Back on February 28, 2021, I wrote about SWAV medical. It was trading at around 116 dollars a share and went up to an all time high of 203. Now it back down to 172/share despite reporting stellar earnings. This is related to partial COVID 19 lock down in some parts of the country.
Second Quarter 2021 Financial Results
Rev 55.9 million 444% QOQ
Gross profit 46 million up from 6.7 million
Gross margin 82% up from 65%
Operating expenses 46.2 million up from 24.7 million due to salesforce expansion.
Net loss 0.4 million decreased from 18.1 million
Cash: 174 million
2021 Financial Guidance
Full year 2021: 218 million to 223 million upped from 195 to 205 million
Why I am adding
Back in February when I wrote about this stock, its market cap was 4 B and was trading around Rev/Sales of NTM of 35. Now at around 6.64 B it is trading around Rev/Sales of 2021 of 30.
Second company is Inari Medical
I wrote about Inari medical (NARI) back on April 5, 2021. Please click the link below if you would like to know about the company or refresh your thesis on this company and the problem it is trying to solve.
After I wrote about this company the stock hasn’t moved much. It was trading at around 106 dollars and now it is down to 84 dollars but the company’s fundamentals have gotten stronger.

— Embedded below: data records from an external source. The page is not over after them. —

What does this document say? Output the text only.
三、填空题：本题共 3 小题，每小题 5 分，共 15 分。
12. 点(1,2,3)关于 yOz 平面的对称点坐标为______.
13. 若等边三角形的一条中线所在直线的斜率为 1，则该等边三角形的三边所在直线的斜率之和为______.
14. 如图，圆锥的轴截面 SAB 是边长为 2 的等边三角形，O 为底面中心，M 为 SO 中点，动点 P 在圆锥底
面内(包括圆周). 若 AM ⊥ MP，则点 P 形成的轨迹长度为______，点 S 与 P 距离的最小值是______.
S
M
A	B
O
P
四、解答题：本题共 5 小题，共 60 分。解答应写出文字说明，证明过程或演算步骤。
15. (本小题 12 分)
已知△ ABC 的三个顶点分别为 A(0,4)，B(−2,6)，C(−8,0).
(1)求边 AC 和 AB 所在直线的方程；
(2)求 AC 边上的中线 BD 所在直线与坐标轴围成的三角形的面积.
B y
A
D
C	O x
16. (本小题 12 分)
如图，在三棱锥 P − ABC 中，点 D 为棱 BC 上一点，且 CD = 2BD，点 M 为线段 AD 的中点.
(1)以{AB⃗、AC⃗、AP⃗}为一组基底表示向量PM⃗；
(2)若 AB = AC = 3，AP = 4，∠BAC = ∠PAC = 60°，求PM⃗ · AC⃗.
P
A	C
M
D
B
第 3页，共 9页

As you can see from price actions the stock is very volatile. I haven’t heard of any major deterioration in their business. The financials of the company can speak for itself. So stock may be just consolidating after a big move or maybe the market is fearing competition or COVID 19 lock down. If readers are aware of any such issues, please email me or put that down on comment sections for discussion.
I am always careful when adding to the companies. I never add too much and I never make any portfolio a big chunk of my portfolio. That is my foolish way of protecting my capital or loss.

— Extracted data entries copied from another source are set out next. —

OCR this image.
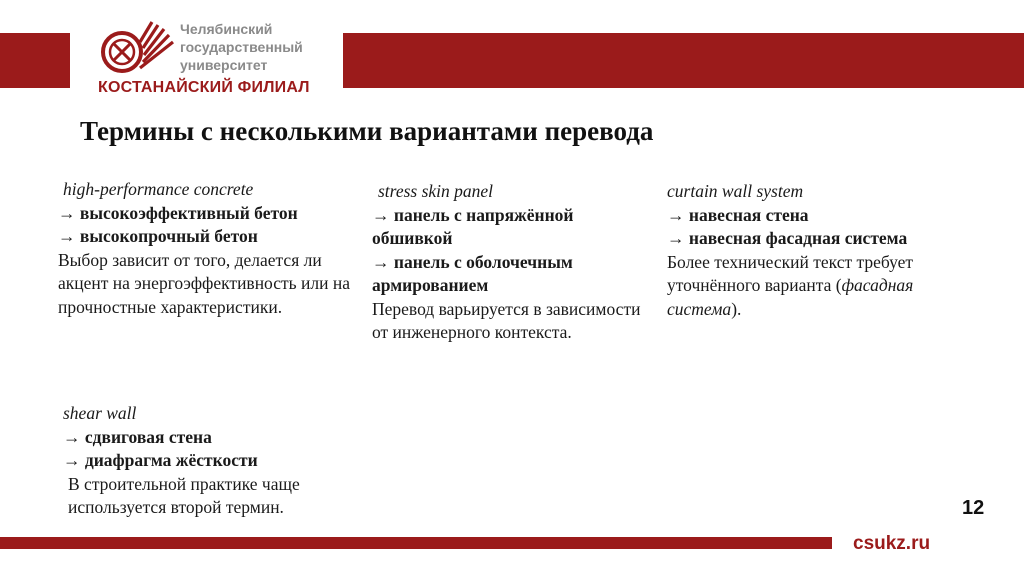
Челябинский
государственный
университет
КОСТАНАЙСКИЙ ФИЛИАЛ
Термины с несколькими вариантами перевода
high-performance concrete
→ высокоэффективный бетон
→ высокопрочный бетон
Выбор зависит от того, делается ли акцент на энергоэффективность или на прочностные характеристики.
stress skin panel
→ панель с напряжённой обшивкой
→ панель с оболочечным армированием
Перевод варьируется в зависимости от инженерного контекста.
curtain wall system
→ навесная стена
→ навесная фасадная система
Более технический текст требует уточнённого варианта (фасадная система).
shear wall
→ сдвиговая стена
→ диафрагма жёсткости
В строительной практике чаще используется второй термин.	12
csukz.ru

Second Quarter 2021 Financial Results
Rev 63.5 million 150 QOQ
Gross profit 58.6 million up from 21.9 million
Gross margin 92.4% up from 86.3%
Operating expenses 54.5 million up from 22.5 million due to salesforce expansion.
Net income was 4.1 million compared to net loss of 3.8 million
Cash: 176 million
2021 Financial Guidance
Full year 2021: 250 million to 255 million upped from 240 to 250 million
Why am I adding?
Thesis is intact. Growth is torrid. Still have a huge runway of growth.
Astute readers may have noticed that both these companies have similar financial, revenue, gross margin and operating expense profile. Stunning. Yet SWAV is trading around 6.6 billion and NARI is trading around 4.4 billion. This may be because the TAM of NARI is half the TAM of SWAV. This is just my conjecture.
Back in April it was trading around 22 times 2021 earning and now it is trading around 17.6 times 2021 revenue.
Please manage your portfolio. Buy or add to these at your own risk. I was hesitant about doing this, but since many of you have directly messaged me and asked me if I would write about my thoughts and process.
Disclaimer:
The stocks mentioned in my newsletter are not intended to be a list of buy recommendations but rather some ideas for your watchlist. Perhaps they end up in your own portfolio after you conduct your own research and due diligence. Some of the stocks mentioned in my newsletters have smaller market capitalizations and therefore can be more volatile. I always encourage and strongly recommend everyone to do their own research and due diligence before buying any stocks mentioned in my newsletters. Please manage your portfolio and position sizing in accordance with your own risk tolerance, risk profile and investment objectives.